Maa C Y, Shanblatt M A
Electron. Data Syst., Auburn Hills, MI.
IEEE Trans Neural Netw. 1992;3(4):580-94. doi: 10.1109/72.143372.
Neural networks for linear and quadratic programming are analyzed. The network proposed by M.P. Kennedy and L.O. Chua (IEEE Trans. Circuits Syst., vol.35, pp.554-562, May 1988) is justified from the viewpoint of optimization theory and the technique is extended to solve optimization problems, such as the least-squares problem. For quadratic programming, the network converges either to an equilibrium or to an exact solution, depending on whether the problem has constraints or not. The results also suggest an analytical approach to solve the linear system Bx =b without calculating the matrix inverse. The results are directly applicable to optimization problems with C(2) convex objective functions and linear constraints. The dynamics and applicability of the networks are demonstrated by simulation. The distance between the equilibria of the networks and the problem solutions can be controlled by the appropriate choice of a network parameter.

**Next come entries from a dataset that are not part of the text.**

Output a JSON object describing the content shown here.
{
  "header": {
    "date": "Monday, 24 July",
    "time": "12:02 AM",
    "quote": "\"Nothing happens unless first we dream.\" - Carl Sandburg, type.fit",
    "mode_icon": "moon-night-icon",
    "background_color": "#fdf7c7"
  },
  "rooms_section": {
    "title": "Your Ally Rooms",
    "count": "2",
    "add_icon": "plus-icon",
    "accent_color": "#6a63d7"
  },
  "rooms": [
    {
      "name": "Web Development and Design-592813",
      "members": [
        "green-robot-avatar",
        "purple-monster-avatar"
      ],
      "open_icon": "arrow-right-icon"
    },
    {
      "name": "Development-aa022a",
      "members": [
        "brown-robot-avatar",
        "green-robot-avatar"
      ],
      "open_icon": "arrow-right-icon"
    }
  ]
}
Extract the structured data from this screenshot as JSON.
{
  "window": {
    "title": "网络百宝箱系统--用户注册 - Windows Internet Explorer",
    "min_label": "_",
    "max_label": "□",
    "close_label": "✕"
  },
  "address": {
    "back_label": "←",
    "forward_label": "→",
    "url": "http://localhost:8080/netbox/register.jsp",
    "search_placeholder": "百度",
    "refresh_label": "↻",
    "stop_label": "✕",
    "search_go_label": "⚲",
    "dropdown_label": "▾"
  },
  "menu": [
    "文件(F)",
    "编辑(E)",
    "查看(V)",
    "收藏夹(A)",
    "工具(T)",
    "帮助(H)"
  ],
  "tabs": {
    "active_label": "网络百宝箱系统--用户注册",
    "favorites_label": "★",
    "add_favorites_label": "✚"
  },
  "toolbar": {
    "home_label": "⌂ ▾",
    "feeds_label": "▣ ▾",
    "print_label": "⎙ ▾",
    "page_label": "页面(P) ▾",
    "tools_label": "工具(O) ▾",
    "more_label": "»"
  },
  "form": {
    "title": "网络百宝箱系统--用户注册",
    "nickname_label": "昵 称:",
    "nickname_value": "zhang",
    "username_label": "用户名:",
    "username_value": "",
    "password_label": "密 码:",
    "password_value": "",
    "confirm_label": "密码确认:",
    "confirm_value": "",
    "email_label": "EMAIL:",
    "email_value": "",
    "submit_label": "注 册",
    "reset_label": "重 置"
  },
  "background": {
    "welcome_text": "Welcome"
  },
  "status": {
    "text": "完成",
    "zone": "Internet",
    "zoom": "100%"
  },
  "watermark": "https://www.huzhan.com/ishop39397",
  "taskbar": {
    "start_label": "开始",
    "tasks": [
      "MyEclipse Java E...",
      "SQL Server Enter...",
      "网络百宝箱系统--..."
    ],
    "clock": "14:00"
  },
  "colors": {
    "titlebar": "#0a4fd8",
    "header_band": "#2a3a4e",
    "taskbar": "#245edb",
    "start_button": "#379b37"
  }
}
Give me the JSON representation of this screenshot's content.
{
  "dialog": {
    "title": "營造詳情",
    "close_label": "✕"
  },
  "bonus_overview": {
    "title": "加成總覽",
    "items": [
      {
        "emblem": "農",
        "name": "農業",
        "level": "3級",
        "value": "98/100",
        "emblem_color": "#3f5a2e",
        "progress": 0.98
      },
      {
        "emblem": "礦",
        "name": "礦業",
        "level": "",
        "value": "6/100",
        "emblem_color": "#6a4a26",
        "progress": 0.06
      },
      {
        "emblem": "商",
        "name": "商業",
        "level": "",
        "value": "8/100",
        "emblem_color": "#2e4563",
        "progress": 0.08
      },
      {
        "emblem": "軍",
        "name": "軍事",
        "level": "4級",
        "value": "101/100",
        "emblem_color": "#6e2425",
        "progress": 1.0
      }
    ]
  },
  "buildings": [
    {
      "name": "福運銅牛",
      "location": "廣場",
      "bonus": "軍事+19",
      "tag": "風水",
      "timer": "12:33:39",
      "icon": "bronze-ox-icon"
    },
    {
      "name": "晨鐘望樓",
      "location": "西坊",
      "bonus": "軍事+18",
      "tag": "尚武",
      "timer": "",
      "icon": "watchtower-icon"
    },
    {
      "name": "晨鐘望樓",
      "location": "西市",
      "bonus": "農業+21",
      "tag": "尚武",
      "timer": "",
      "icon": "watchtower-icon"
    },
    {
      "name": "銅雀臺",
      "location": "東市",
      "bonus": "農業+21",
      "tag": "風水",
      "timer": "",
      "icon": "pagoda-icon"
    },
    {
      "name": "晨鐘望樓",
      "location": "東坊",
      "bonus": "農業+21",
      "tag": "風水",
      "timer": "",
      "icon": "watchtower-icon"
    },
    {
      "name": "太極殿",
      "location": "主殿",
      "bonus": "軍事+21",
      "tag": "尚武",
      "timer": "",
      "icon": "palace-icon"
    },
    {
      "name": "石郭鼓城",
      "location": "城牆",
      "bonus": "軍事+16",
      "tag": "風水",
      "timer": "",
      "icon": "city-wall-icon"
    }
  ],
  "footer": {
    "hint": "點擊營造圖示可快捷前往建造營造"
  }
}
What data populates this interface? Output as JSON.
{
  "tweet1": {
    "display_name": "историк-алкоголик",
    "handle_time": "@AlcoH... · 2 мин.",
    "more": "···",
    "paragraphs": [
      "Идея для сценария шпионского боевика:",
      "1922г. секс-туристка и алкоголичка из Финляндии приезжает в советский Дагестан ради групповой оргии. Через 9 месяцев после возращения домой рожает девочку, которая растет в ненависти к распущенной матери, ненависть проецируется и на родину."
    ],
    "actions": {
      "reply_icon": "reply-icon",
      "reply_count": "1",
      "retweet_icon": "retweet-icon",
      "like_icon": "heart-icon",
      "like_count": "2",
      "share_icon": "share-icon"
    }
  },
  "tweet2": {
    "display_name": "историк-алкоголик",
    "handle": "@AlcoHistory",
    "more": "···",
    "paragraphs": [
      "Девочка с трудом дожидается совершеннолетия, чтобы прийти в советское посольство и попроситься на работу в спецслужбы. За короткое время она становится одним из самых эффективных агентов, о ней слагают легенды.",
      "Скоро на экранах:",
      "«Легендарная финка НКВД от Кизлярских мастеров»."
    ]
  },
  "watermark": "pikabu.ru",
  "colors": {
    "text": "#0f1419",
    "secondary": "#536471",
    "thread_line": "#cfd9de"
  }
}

对用于线性和二次规划的神经网络进行了分析。从优化理论的角度证明了M.P.肯尼迪和L.O.蔡提出的网络(《IEEE电路与系统汇刊》,第35卷,第554 - 562页,1988年5月)的合理性,并将该技术扩展用于解决诸如最小二乘问题等优化问题。对于二次规划,根据问题是否有约束,网络要么收敛到一个平衡点,要么收敛到一个精确解。这些结果还提出了一种无需计算矩阵逆来求解线性系统Bx = b的解析方法。这些结果可直接应用于具有C(2)凸目标函数和线性约束的优化问题。通过仿真演示了网络的动态特性和适用性。通过适当选择网络参数,可以控制网络平衡点与问题解之间的距离。